Boreal vs Thames Fog
Where Boreal belongs to Behr's range, Thames Fog is a Valspar color. Boreal reads as green-grey, while Thames Fog reads as grey — two distinct hue families, not close cousins. Thames Fog (LRV 27) reflects noticeably more light than Boreal (LRV 19), a difference of 8 points that becomes especially apparent in rooms with limited natural light. The ΔE 9.4 gap is real but not dramatic — close enough to use together, distinct enough to matter as a choice. Below you'll find 1 real-room photo comparison where both colors appear side by side, plus 5 simulated room previews.
Boreal vs Thames Fog in Real Spaces
1 real room side by side. Boreal and Thames Fog are close enough that the difference can be hard to judge from a chip alone — these photos show how each reads at scale, across different spaces and lighting conditions.
Dining Room
A dining room lit by a dimmed pendant or candles is one of the most forgiving environments for paint — warm light softens almost everything. Thames Fog returns significantly more light to the room — in a smaller or darker space, that difference in perceived brightness is hard to miss.
Color Details
Boreal vs Thames Fog Simulated Comparison
5 simulated room previews — drag the slider on each to see Boreal on one side and Thames Fog on the other.

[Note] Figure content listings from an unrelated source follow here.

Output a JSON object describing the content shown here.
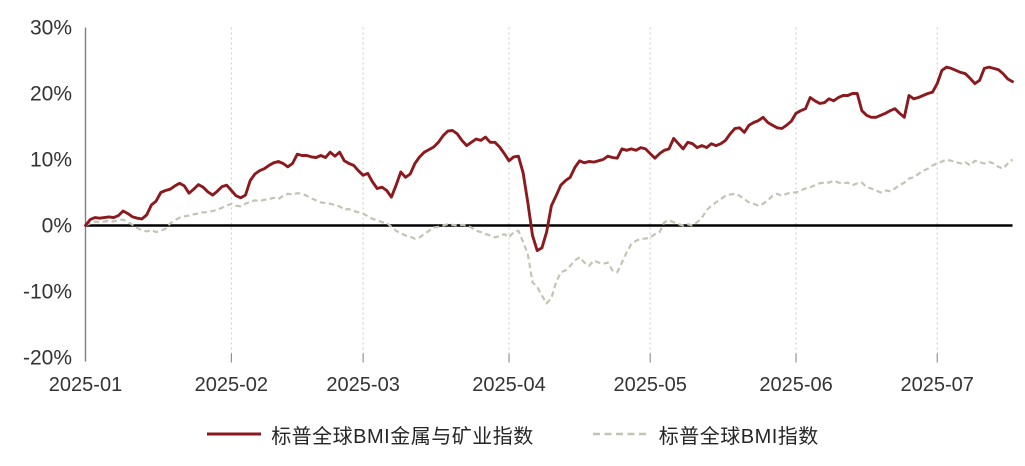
{
  "chart_data": {
    "type": "line",
    "title": "",
    "x_axis": {
      "range_days": [
        0,
        197
      ],
      "ticks": [
        {
          "label": "2025-01",
          "day": 0
        },
        {
          "label": "2025-02",
          "day": 31
        },
        {
          "label": "2025-03",
          "day": 59
        },
        {
          "label": "2025-04",
          "day": 90
        },
        {
          "label": "2025-05",
          "day": 120
        },
        {
          "label": "2025-06",
          "day": 151
        },
        {
          "label": "2025-07",
          "day": 181
        }
      ]
    },
    "y_axis": {
      "unit": "%",
      "range": [
        -20,
        30
      ],
      "ticks": [
        {
          "label": "30%",
          "value": 30
        },
        {
          "label": "20%",
          "value": 20
        },
        {
          "label": "10%",
          "value": 10
        },
        {
          "label": "0%",
          "value": 0
        },
        {
          "label": "-10%",
          "value": -10
        },
        {
          "label": "-20%",
          "value": -20
        }
      ]
    },
    "grid": "vertical-dotted-monthly",
    "legend_position": "bottom-center",
    "colors": {
      "metals_line": "#8B1A1E",
      "bmi_line": "#C3C4B4",
      "zero_line": "#000000",
      "axis_line": "#7f7f7f",
      "gridline": "#c9c9c9",
      "tick_label": "#333333"
    },
    "series": [
      {
        "name": "标普全球BMI金属与矿业指数",
        "style": "solid",
        "color": "#8B1A1E",
        "values": [
          0.0,
          0.9,
          1.2,
          1.1,
          1.2,
          1.3,
          1.2,
          1.5,
          2.2,
          1.8,
          1.3,
          1.1,
          1.0,
          1.6,
          3.1,
          3.7,
          5.0,
          5.3,
          5.5,
          6.0,
          6.4,
          6.0,
          4.9,
          5.5,
          6.2,
          5.8,
          5.1,
          4.6,
          5.2,
          5.9,
          6.1,
          5.3,
          4.5,
          4.2,
          4.6,
          6.8,
          7.8,
          8.3,
          8.6,
          9.1,
          9.5,
          9.7,
          9.4,
          8.9,
          9.4,
          10.8,
          10.6,
          10.6,
          10.4,
          10.3,
          10.6,
          10.3,
          11.1,
          10.5,
          11.1,
          9.8,
          9.4,
          9.1,
          8.3,
          7.6,
          7.9,
          6.6,
          5.6,
          5.8,
          5.3,
          4.3,
          6.1,
          8.1,
          7.3,
          7.8,
          9.4,
          10.4,
          11.1,
          11.5,
          11.9,
          12.6,
          13.6,
          14.3,
          14.4,
          13.9,
          12.9,
          12.1,
          12.6,
          13.1,
          12.9,
          13.4,
          12.6,
          12.6,
          11.9,
          10.9,
          9.8,
          10.4,
          10.5,
          8.0,
          3.5,
          -1.5,
          -3.8,
          -3.4,
          -1.0,
          3.0,
          4.5,
          6.1,
          6.8,
          7.3,
          8.8,
          9.8,
          9.5,
          9.7,
          9.6,
          9.8,
          10.0,
          10.5,
          10.3,
          10.2,
          11.6,
          11.4,
          11.6,
          11.4,
          11.8,
          11.6,
          10.9,
          10.2,
          10.9,
          11.4,
          11.6,
          13.2,
          12.4,
          11.6,
          12.6,
          12.4,
          11.8,
          12.1,
          11.8,
          12.4,
          12.1,
          12.4,
          12.9,
          13.9,
          14.7,
          14.8,
          14.1,
          15.2,
          15.6,
          15.9,
          16.4,
          15.6,
          15.2,
          14.8,
          14.7,
          15.2,
          15.8,
          17.0,
          17.4,
          17.7,
          19.4,
          18.9,
          18.5,
          18.6,
          19.2,
          18.9,
          19.4,
          19.7,
          19.7,
          20.0,
          20.0,
          17.4,
          16.7,
          16.4,
          16.4,
          16.7,
          17.0,
          17.4,
          17.7,
          17.0,
          16.4,
          19.7,
          19.2,
          19.4,
          19.7,
          20.0,
          20.2,
          21.5,
          23.5,
          24.0,
          23.8,
          23.5,
          23.2,
          23.0,
          22.3,
          21.5,
          22.0,
          23.8,
          24.0,
          23.8,
          23.6,
          23.0,
          22.2,
          21.8
        ]
      },
      {
        "name": "标普全球BMI指数",
        "style": "dashed",
        "color": "#C3C4B4",
        "values": [
          0.0,
          0.3,
          0.6,
          0.5,
          0.6,
          0.7,
          0.6,
          0.8,
          0.9,
          0.5,
          0.1,
          -0.4,
          -0.7,
          -0.9,
          -0.7,
          -1.0,
          -0.8,
          -0.5,
          0.3,
          0.8,
          1.2,
          1.4,
          1.5,
          1.7,
          1.8,
          2.0,
          2.0,
          2.2,
          2.4,
          2.7,
          3.0,
          3.3,
          3.0,
          2.9,
          3.3,
          3.6,
          3.8,
          3.7,
          3.9,
          4.0,
          4.2,
          4.0,
          4.5,
          4.8,
          4.7,
          4.9,
          4.8,
          4.5,
          4.1,
          3.8,
          3.5,
          3.4,
          3.3,
          3.1,
          2.9,
          2.4,
          2.5,
          2.2,
          2.0,
          1.8,
          1.4,
          1.0,
          0.8,
          0.5,
          0.4,
          -0.2,
          -0.8,
          -1.2,
          -1.5,
          -1.7,
          -2.0,
          -1.8,
          -1.3,
          -0.8,
          -0.3,
          -0.2,
          0.0,
          0.2,
          0.1,
          0.0,
          0.1,
          0.0,
          -0.3,
          -0.8,
          -1.0,
          -1.3,
          -1.5,
          -1.8,
          -1.6,
          -1.3,
          -1.8,
          -1.0,
          -0.8,
          -2.5,
          -4.3,
          -8.6,
          -9.3,
          -10.6,
          -11.8,
          -11.0,
          -8.6,
          -7.1,
          -6.8,
          -6.1,
          -5.3,
          -4.8,
          -5.6,
          -6.1,
          -5.3,
          -5.6,
          -5.8,
          -5.6,
          -6.8,
          -7.1,
          -5.6,
          -4.1,
          -2.8,
          -2.3,
          -2.0,
          -2.0,
          -1.8,
          -1.3,
          -1.0,
          0.5,
          0.8,
          0.5,
          0.2,
          0.0,
          0.2,
          0.0,
          0.5,
          1.2,
          2.3,
          3.0,
          3.5,
          4.0,
          4.5,
          4.7,
          4.8,
          4.5,
          4.0,
          3.5,
          3.3,
          3.0,
          3.3,
          3.8,
          4.5,
          4.8,
          4.5,
          4.8,
          5.0,
          5.0,
          5.3,
          5.6,
          5.8,
          6.1,
          6.4,
          6.5,
          6.5,
          6.8,
          6.5,
          6.4,
          6.5,
          6.1,
          6.4,
          6.5,
          5.8,
          5.6,
          5.3,
          5.0,
          5.3,
          5.2,
          5.6,
          6.1,
          6.5,
          7.1,
          7.3,
          7.8,
          8.3,
          8.6,
          9.1,
          9.4,
          9.7,
          10.0,
          9.8,
          9.6,
          9.4,
          9.6,
          9.1,
          9.8,
          9.6,
          9.4,
          9.6,
          9.4,
          8.9,
          8.6,
          9.4,
          10.0
        ]
      }
    ]
  }
}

Digital color is approximate. These simulations are generated from the manufacturer's hex values and overlaid on grayscale room photos — your screen's calibration, brightness, and viewing angle all affect how they render. Before committing to either color, test physical samples in your own space under the light you actually live with.
More Boreal comparisons
See how Boreal stacks up against other well-photographed colors across different brands and tones.